If you are having trouble buying a home in New Hampshire right now, you are not alone.
New data released by the New Hampshire Housing Finance Authority shows that a dearth of single family homes is driving up prices, with many sellers receiving multiple offers above the listing price.
The lopsided buyer’s market has pushed the median sales price above $250,000 in the state, the highest levels in 15 years. The report finds that the number of homes for sale, while up from last year, is still approximately 35% lower than previous levels.

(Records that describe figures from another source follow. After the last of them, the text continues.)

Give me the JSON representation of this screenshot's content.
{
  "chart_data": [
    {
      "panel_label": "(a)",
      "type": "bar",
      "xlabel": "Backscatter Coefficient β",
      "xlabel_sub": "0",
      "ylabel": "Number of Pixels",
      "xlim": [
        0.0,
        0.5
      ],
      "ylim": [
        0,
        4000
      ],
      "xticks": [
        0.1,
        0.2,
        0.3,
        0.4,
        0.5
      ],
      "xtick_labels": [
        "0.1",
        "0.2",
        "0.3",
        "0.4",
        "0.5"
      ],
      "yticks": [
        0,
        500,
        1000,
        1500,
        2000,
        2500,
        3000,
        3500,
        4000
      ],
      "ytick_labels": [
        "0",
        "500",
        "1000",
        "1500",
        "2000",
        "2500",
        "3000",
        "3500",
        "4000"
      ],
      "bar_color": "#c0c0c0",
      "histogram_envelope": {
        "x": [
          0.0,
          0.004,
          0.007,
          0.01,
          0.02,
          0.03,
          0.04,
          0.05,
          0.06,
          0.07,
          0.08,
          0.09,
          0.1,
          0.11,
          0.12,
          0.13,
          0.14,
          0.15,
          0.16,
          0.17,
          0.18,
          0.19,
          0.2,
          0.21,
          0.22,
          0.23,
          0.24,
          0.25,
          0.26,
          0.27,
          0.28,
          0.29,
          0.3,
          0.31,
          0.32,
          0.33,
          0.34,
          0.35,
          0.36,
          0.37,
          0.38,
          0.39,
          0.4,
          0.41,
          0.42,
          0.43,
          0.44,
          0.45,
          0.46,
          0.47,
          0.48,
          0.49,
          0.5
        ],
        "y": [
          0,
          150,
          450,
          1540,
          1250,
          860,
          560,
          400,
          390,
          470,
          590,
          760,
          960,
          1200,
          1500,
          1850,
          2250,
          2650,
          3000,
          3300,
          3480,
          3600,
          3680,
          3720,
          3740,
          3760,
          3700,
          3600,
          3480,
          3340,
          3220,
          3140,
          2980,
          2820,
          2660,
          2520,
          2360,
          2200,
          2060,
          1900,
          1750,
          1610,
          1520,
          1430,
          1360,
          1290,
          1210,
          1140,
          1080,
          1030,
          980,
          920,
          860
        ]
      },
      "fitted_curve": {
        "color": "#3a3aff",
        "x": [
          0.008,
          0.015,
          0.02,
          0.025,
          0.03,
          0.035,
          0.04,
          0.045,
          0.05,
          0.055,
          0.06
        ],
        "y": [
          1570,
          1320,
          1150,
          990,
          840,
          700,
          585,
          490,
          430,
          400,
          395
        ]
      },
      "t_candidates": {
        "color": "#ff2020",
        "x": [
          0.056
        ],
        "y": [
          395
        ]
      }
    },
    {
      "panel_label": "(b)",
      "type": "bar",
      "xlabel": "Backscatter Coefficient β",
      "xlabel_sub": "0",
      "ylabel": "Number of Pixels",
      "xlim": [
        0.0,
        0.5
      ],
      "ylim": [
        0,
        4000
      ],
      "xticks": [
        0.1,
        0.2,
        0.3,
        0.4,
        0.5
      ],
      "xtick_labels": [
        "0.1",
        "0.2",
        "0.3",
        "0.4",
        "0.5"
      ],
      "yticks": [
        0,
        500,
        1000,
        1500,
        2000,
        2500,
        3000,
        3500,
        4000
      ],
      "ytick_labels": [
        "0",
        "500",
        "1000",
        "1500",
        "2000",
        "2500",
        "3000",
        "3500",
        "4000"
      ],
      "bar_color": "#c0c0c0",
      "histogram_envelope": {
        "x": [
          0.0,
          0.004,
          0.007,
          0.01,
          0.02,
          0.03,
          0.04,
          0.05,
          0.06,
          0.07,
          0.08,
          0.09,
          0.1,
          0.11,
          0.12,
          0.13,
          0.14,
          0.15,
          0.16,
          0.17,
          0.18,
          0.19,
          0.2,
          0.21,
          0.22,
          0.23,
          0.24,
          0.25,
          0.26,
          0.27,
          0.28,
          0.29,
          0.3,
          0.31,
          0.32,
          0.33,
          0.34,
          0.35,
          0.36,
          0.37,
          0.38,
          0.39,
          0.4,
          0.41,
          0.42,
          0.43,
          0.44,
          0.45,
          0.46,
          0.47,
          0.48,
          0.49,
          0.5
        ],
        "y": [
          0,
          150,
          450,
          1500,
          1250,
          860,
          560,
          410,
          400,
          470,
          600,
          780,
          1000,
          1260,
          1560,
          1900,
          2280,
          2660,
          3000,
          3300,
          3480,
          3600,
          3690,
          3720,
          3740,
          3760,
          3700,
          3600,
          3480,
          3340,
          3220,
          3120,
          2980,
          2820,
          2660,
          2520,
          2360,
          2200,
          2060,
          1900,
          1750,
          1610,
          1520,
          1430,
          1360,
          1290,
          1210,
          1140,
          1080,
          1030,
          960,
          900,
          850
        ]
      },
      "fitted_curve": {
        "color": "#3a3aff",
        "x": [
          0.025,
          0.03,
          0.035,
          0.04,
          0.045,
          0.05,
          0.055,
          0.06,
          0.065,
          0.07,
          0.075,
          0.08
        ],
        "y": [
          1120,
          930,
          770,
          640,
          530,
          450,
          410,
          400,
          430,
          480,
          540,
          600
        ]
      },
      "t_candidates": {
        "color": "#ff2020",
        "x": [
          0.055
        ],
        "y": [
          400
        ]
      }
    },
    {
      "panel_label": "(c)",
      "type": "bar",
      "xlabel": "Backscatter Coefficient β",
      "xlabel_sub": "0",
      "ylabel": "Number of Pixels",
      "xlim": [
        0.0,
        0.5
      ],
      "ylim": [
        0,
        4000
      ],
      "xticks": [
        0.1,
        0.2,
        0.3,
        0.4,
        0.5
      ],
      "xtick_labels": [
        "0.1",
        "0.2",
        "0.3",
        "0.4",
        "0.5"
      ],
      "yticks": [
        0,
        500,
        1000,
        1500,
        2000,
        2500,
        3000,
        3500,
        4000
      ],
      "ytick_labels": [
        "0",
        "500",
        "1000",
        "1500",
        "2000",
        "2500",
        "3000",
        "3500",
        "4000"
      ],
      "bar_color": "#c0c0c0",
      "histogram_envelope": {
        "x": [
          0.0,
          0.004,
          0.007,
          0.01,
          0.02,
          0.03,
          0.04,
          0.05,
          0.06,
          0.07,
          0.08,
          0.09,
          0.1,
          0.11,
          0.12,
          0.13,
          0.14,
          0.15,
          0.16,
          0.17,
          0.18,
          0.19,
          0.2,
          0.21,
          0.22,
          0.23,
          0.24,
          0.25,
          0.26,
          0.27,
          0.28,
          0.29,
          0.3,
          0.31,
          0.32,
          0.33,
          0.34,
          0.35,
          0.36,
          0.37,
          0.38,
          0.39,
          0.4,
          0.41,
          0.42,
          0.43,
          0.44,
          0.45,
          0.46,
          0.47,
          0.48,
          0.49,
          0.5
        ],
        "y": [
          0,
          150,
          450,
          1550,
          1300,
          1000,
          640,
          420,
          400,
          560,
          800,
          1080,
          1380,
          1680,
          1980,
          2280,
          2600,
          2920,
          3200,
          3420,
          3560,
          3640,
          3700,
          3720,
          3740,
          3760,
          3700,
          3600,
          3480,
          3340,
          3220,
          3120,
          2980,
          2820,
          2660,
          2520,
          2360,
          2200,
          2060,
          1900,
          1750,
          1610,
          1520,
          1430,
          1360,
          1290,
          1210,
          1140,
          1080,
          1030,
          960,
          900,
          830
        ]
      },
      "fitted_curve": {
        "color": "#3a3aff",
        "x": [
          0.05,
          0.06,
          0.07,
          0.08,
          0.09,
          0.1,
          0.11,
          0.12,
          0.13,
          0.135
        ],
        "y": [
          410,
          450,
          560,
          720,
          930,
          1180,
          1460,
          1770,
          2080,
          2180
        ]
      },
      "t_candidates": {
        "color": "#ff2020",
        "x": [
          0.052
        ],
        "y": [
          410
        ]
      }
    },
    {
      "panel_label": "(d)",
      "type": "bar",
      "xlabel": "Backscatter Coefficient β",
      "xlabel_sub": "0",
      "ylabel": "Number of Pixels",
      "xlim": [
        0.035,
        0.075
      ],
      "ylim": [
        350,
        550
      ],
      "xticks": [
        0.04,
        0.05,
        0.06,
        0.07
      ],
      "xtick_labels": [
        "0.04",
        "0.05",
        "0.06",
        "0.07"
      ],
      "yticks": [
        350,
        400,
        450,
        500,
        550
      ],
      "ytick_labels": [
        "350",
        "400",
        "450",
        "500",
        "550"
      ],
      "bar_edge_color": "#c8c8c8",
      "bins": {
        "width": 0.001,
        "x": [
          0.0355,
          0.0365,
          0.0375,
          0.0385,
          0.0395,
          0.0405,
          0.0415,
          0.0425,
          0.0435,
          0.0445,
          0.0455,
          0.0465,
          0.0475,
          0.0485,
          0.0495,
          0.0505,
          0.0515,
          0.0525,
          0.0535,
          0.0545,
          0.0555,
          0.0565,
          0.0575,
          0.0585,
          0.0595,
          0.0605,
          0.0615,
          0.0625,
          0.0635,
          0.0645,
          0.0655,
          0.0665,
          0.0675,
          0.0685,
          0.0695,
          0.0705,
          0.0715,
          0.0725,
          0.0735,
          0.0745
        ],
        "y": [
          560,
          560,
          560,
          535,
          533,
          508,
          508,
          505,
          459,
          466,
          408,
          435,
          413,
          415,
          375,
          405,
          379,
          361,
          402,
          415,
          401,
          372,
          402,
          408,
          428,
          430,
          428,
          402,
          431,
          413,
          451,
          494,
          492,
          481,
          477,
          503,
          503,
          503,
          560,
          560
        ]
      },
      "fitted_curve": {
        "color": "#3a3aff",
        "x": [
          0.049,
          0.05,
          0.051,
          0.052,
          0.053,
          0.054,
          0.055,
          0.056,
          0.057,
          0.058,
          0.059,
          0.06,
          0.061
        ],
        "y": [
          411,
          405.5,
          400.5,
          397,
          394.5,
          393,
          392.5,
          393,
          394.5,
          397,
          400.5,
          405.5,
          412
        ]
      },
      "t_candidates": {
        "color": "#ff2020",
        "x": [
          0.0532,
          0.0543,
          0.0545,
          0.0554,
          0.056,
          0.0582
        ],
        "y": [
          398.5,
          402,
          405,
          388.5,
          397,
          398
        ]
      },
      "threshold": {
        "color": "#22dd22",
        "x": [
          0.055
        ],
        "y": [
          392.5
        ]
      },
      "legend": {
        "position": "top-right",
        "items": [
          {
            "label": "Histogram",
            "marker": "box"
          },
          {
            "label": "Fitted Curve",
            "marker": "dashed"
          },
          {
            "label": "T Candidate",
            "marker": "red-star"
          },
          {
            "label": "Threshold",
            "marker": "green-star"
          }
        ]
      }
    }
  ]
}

“The current climate for...housing consumers in New Hampshire is one of the most challenging they’ve experienced,” writes Robert Tourigny, executive director of NeighborWorks Southern New Hampshire, in the report. “The lack of “for sale” inventory creates great opportunities for sellers, but puts enormous pressure on first-time home buyers who can be at a severe disadvantage when trying to compete for what little affordable inventory is available.”
The rental market remains red hot as well, with vacancy rates around 2 percent. A “balanced” market is around 4-5 percent, according to the report. Statewide, the median rent, including utilities, for a two-bedroom unit is around $1,300, which is up almost 15% in the past 5 years.
The housing imbalance, experts warn, has broader consequences for the state’s economy.
“The impact of our tight homebuyer and rental market is seen as a potential constraint on growing our labor force and growing our economy,” says Dean Christon, executive director of the Housing Finance Authority.
With low unemployment, New Hampshire businesses need to attract more workers from out of state to fill jobs. That’s made harder when there are limited affordable housing options.